Black, tar-like deposits and/or burned spots, possibly burned completely through the heel of the seal. This damage will appear in the crotch area between the seal lips.

Probable Cause

Possible Solution

Probable Cause

Dieseling due to auto ignition of the hydraulic fluid causing intense heat at the damaged area. Dieseling results from trapped air bubbles in the fluid rising to settle between the seal lips where, under pressure, the bubbles are compressed. Rapid decompression of the compressed air bubbles results in energy released as heat.

Possible Solution

Bleed all air from the hydraulic system.

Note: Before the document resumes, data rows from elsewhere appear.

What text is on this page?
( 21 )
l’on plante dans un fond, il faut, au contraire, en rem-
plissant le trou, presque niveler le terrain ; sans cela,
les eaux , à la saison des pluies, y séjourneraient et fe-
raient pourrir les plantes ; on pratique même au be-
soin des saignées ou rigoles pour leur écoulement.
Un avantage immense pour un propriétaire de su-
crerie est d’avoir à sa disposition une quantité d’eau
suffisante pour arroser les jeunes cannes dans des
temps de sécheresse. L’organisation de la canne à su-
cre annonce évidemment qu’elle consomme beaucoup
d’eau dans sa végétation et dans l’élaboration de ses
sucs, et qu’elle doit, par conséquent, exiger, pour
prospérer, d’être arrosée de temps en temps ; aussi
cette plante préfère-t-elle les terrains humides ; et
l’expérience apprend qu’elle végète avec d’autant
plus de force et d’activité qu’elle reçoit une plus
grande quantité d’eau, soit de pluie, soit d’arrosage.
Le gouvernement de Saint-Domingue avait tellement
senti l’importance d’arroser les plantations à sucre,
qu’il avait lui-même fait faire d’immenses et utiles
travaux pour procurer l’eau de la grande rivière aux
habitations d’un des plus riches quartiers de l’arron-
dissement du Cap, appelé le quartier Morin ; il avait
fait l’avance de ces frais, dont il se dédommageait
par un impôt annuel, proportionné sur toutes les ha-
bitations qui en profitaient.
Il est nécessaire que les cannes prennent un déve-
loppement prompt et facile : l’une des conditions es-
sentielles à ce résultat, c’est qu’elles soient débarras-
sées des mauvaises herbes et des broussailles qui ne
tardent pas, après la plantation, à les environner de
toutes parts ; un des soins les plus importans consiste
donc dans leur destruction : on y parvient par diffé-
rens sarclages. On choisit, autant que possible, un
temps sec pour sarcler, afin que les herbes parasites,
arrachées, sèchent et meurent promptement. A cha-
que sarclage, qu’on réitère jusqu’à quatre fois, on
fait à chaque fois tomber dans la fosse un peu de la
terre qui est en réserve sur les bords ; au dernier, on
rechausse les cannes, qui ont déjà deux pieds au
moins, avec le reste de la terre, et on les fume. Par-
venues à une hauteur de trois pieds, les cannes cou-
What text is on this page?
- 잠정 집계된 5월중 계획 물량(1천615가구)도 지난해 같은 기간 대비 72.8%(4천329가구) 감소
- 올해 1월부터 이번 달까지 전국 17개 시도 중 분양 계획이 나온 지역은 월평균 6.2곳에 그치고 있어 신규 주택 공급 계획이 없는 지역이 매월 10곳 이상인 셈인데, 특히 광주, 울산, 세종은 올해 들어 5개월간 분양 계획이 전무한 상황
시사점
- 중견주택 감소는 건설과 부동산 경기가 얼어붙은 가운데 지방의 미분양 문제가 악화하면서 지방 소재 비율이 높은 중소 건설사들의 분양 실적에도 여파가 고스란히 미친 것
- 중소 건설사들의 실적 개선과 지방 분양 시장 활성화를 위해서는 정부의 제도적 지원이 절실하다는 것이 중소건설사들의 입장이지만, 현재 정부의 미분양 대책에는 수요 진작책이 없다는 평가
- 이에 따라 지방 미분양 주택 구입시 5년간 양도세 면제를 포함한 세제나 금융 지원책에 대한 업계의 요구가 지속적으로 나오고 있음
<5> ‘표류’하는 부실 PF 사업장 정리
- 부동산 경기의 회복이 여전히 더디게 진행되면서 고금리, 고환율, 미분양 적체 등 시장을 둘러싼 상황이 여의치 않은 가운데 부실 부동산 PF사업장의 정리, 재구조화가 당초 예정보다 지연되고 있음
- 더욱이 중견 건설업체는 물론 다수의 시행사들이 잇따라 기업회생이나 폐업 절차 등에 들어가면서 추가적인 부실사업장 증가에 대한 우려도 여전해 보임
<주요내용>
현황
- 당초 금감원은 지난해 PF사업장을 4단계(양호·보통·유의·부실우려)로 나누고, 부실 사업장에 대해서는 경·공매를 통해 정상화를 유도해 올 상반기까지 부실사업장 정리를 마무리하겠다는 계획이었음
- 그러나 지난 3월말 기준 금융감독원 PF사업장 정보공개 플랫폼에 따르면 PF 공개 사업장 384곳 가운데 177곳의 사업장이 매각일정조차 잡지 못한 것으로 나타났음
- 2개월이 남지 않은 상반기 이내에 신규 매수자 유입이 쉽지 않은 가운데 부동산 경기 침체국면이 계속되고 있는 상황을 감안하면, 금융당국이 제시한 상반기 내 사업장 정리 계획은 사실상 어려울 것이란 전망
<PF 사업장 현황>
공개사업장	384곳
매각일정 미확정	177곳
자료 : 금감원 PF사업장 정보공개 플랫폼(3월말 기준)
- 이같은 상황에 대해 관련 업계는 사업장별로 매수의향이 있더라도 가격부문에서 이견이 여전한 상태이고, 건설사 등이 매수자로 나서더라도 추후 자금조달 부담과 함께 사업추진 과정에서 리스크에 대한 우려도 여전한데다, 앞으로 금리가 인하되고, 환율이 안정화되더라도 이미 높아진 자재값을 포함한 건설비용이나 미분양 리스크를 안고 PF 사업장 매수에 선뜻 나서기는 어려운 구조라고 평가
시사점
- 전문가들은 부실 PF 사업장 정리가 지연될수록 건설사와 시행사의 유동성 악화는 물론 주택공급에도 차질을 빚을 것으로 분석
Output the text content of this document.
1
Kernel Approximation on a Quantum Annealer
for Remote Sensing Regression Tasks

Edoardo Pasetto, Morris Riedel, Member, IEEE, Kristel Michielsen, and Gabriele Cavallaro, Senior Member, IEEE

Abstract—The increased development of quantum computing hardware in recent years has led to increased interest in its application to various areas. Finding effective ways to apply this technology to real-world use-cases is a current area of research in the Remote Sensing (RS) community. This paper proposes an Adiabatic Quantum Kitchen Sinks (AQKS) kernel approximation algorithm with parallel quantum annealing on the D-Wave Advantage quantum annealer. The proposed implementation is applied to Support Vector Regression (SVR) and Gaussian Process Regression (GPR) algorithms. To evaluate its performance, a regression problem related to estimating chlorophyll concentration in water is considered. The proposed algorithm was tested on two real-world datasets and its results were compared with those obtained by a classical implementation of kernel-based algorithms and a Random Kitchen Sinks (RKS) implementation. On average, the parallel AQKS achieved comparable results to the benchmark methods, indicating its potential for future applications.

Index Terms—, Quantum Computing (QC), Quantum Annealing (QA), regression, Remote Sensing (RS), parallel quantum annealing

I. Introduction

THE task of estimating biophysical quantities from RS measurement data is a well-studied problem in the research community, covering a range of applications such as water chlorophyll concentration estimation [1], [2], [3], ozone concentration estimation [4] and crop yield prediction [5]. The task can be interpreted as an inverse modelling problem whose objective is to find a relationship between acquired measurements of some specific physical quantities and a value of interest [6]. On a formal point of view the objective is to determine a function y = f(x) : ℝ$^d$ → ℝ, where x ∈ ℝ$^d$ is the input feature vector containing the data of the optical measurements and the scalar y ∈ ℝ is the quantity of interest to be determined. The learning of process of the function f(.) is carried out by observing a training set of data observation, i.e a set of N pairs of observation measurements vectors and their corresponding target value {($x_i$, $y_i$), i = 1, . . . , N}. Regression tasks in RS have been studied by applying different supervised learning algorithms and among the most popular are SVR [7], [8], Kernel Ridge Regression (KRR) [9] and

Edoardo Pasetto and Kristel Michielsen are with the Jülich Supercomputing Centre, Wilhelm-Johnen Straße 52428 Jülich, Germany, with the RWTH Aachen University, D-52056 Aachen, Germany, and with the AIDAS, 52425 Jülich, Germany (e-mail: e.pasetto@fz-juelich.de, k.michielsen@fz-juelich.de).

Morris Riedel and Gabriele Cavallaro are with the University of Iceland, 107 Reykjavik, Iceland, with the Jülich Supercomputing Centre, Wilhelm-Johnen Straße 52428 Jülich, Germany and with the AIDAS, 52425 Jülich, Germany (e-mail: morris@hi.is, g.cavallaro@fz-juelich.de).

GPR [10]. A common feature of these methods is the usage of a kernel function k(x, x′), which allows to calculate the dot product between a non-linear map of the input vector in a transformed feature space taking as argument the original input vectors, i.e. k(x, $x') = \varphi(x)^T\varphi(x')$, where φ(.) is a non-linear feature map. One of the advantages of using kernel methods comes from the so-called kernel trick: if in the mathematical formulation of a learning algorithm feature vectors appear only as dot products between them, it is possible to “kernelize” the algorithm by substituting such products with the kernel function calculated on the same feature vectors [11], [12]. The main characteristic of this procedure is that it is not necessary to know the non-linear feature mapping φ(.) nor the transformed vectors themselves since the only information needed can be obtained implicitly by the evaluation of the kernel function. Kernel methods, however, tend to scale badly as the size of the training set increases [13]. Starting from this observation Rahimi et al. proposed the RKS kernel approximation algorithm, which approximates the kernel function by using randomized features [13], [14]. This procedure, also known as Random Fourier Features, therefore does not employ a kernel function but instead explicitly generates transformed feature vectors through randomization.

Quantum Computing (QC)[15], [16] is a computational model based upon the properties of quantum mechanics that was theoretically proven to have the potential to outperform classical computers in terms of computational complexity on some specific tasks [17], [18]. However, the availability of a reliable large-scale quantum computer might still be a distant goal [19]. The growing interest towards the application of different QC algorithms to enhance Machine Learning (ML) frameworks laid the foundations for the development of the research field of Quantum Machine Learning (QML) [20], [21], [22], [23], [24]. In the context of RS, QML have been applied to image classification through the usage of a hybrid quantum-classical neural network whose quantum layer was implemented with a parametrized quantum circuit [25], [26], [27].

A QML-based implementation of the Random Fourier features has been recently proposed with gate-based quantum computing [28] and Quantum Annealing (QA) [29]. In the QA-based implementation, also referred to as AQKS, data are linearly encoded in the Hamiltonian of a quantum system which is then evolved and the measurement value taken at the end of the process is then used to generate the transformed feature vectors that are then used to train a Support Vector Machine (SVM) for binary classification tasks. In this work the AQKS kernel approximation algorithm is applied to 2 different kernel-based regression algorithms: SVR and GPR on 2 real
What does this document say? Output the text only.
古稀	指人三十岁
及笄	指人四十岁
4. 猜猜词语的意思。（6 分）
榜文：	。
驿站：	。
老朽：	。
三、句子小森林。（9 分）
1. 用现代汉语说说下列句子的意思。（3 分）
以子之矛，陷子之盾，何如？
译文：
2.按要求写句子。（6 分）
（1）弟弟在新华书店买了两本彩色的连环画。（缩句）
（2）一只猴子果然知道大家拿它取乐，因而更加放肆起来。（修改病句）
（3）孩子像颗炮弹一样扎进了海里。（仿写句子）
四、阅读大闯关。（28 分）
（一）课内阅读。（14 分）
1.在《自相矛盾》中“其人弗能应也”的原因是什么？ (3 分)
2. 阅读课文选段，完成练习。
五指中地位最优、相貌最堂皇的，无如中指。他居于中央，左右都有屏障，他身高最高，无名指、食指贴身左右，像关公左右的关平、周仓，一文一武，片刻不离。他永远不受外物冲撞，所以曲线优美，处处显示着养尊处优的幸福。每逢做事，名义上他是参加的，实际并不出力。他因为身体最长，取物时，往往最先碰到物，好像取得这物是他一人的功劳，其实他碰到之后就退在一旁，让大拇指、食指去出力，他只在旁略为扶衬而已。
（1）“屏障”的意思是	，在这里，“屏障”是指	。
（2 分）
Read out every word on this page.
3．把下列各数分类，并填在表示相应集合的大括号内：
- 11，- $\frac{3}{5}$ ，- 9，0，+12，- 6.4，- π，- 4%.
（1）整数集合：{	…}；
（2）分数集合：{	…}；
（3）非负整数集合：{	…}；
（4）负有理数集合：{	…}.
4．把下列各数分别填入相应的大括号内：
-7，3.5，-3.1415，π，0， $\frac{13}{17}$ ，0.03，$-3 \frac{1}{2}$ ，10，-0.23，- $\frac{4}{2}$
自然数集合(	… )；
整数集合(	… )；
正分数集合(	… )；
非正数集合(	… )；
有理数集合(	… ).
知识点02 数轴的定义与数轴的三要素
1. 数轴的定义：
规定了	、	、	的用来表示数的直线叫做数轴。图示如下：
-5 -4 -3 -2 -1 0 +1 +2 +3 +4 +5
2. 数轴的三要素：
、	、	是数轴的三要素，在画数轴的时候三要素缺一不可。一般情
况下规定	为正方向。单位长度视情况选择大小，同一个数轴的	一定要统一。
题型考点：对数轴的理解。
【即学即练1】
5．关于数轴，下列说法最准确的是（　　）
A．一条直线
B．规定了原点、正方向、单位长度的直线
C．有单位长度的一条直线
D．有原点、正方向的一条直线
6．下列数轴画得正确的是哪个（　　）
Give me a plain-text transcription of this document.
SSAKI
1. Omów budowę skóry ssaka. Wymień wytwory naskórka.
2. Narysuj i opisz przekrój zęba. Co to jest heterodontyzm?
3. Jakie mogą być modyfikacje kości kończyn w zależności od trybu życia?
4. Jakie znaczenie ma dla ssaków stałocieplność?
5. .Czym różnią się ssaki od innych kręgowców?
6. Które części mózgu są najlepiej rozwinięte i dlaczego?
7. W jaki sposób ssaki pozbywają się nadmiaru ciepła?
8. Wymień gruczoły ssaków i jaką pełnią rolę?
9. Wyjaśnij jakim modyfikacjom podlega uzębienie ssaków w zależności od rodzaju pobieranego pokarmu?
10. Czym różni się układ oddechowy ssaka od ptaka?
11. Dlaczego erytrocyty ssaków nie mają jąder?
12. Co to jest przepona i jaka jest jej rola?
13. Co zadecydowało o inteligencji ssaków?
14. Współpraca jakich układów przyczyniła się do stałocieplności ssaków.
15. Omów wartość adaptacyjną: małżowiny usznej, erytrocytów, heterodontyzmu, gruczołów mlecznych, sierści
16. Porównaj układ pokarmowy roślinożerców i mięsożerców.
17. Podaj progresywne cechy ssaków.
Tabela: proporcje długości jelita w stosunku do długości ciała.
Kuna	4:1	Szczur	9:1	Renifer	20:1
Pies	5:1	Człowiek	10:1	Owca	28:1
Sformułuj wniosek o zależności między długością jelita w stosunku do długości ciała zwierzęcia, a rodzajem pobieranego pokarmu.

Caution should be used to bleed the system after any work is done to the pump, valves, lines, or actuators.

SEAL CONDITION

Seal is dark or black in color, has lost flair, or is drastically misshaped

Probable Cause

Possible Solution

Probable Cause

Darkening of the entire seal indicates excessive fluid temperatures or environmental heat exposure.

Possible Solution

Protect against the environmental heat source. Maintain or utilize the cooling system. Use high temperature seal compound.

Probable Cause

Darkening of the dynamic lip only indicates excessive friction due to speed, lack of lubricity, or jamming of the dynamic lip or heel.

Possible Solution

Check the reciprocating or rotating speed. Check lubrication of the pneumatic system or lubricity of the hydraulic fluid. Look for evidence of jamming of the lip or extrusion of the heel.

Probable Cause

A drastically misshaped seal indicates prolonged exposure to heat or extremely high heat. This may be caused by the continual rolling of the seal in the groove.

Possible Solution

Use a high-temperature seal compound. Check the seal groove dimensions.